Sunday, December 04, 2016

Oil Man




On Saturday, Bernie Sanders tweeted "The United States has a decision to make: do we continue the exploitation of Native Americans or do we treat them with dignity and respect?"

I think the decision has been made.  PBS reports

President-elect Donald Trump supports completion of the disputed Dakota Access oil pipeline in the Midwest, based on policy and not the billionaire businessman’s investments in a partnership building the $3.8 billion pipeline, according to an aide’s memo.

Spokesman Bryan Lanza said in a memo this week to supporters that Trump’s backing for the pipeline near a North Dakota Indian reservation “has nothing to do with his personal investments and everything to do with promoting policies that benefit all Americans.”

It's possible, given Trump's fondness for fossil fuels and the corporations making a killing off them. Still

Trump’s most recent federal disclosure forms, filed in May, show he owned a small amount of stock in Texas-based Energy Transfer Partners, the pipeline builder, and at least $100,000 in Phillips 66, an energy company that owns one-quarter of the pipeline.

Trump spokeswoman Hope Hicks said in response to an AP story last week that it is her understanding Trump recently sold his Energy Transfer stock, but she provided no details.
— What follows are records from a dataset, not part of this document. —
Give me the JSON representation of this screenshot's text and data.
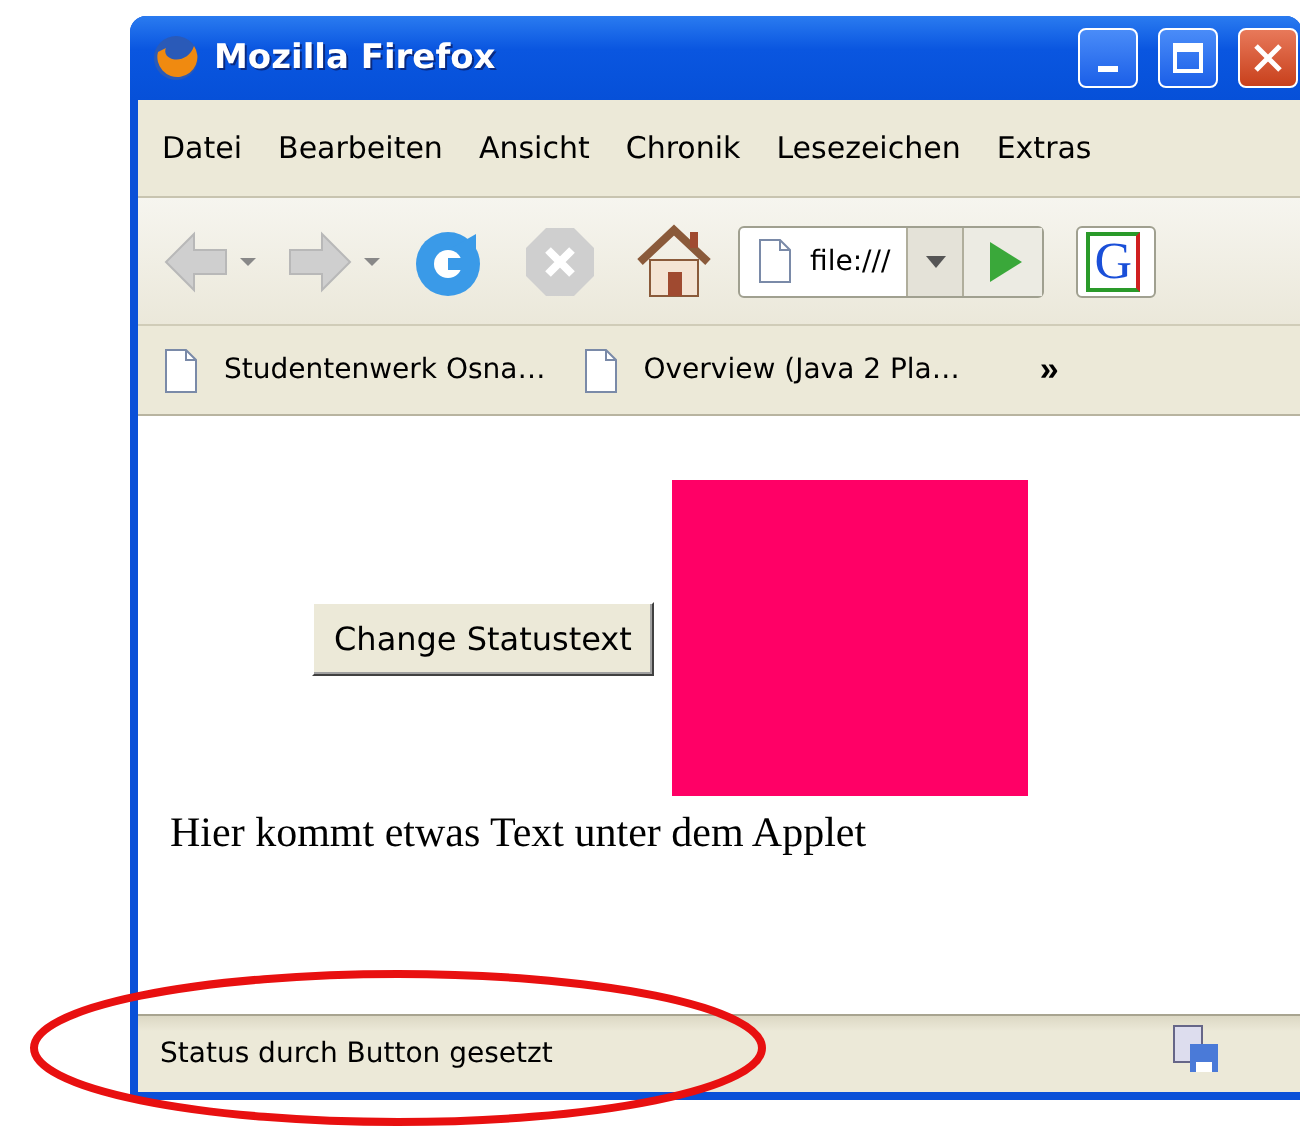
{
  "window": {
    "title": "Mozilla Firefox"
  },
  "menu": [
    {
      "label": "Datei"
    },
    {
      "label": "Bearbeiten"
    },
    {
      "label": "Ansicht"
    },
    {
      "label": "Chronik"
    },
    {
      "label": "Lesezeichen"
    },
    {
      "label": "Extras"
    }
  ],
  "toolbar": {
    "back_disabled": true,
    "forward_disabled": true,
    "stop_disabled": true,
    "url": "file:///",
    "search_engine_letter": "G"
  },
  "bookmarks": [
    {
      "label": "Studentenwerk Osna…"
    },
    {
      "label": "Overview (Java 2 Pla…"
    }
  ],
  "bookmarks_overflow": "»",
  "content": {
    "button": "Change Statustext",
    "text": "Hier kommt etwas Text unter dem Applet"
  },
  "status_bar": {
    "text": "Status durch Button gesetzt"
  }
}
Neither Hicks nor other Trump aides have responded to repeated requests for information since then.

Given the cabinet nominations of Steve Mnuchin, Elaine Caho, Tom Price, Wilbur Ross, Betsy DeVos, Mike Pompeo, Jeff Sessions, and even Nikki Haley, Trump's preference for further enriching and empowering fossil fuel companies may be as much an ideological preference as looking out for #1.   Support for the Dakota Access oil pipeline dovetails nicely with both priorities.
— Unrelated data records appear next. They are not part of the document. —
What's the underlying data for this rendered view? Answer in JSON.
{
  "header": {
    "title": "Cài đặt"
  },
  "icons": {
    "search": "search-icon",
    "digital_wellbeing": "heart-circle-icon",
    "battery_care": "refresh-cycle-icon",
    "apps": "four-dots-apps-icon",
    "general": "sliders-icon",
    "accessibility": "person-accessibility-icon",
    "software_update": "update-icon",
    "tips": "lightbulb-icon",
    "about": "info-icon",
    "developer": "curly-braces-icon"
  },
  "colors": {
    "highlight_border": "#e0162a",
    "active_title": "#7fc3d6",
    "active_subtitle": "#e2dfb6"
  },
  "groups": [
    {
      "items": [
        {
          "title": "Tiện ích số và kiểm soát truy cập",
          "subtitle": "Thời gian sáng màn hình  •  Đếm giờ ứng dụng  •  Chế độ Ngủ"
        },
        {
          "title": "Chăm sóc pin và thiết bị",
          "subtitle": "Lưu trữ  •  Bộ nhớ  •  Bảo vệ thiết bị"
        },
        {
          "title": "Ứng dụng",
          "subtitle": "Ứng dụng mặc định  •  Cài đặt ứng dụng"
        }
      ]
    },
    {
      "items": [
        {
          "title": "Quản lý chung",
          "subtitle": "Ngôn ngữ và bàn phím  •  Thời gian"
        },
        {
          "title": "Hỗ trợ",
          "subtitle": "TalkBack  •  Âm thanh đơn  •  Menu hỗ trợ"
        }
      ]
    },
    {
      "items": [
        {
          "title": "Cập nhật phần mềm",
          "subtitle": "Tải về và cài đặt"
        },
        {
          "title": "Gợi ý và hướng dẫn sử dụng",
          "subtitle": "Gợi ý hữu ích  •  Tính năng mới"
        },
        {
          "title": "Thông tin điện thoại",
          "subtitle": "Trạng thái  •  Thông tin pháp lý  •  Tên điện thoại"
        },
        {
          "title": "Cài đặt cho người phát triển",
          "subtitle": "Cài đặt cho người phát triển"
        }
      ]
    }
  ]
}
With America's Populist, Donald Trump, to take office on January 20, 2017, the dignity and respect Bernie Sanders is looking for will be in short supply, other than for defense contractors, Wall Street firms, fossil fuel companies, and the like.  Activist and author of "The Militarization of Indian Country" Winona LaDuke goes into some detail about pipeline company Enbridge, then concludes

So I'm asking American labor to stand with us and to say "we want peipelines, we want infrastructure that goes for people, that goes for communities and not for companies that are going to destroy our environment and cause more climate change to our planet."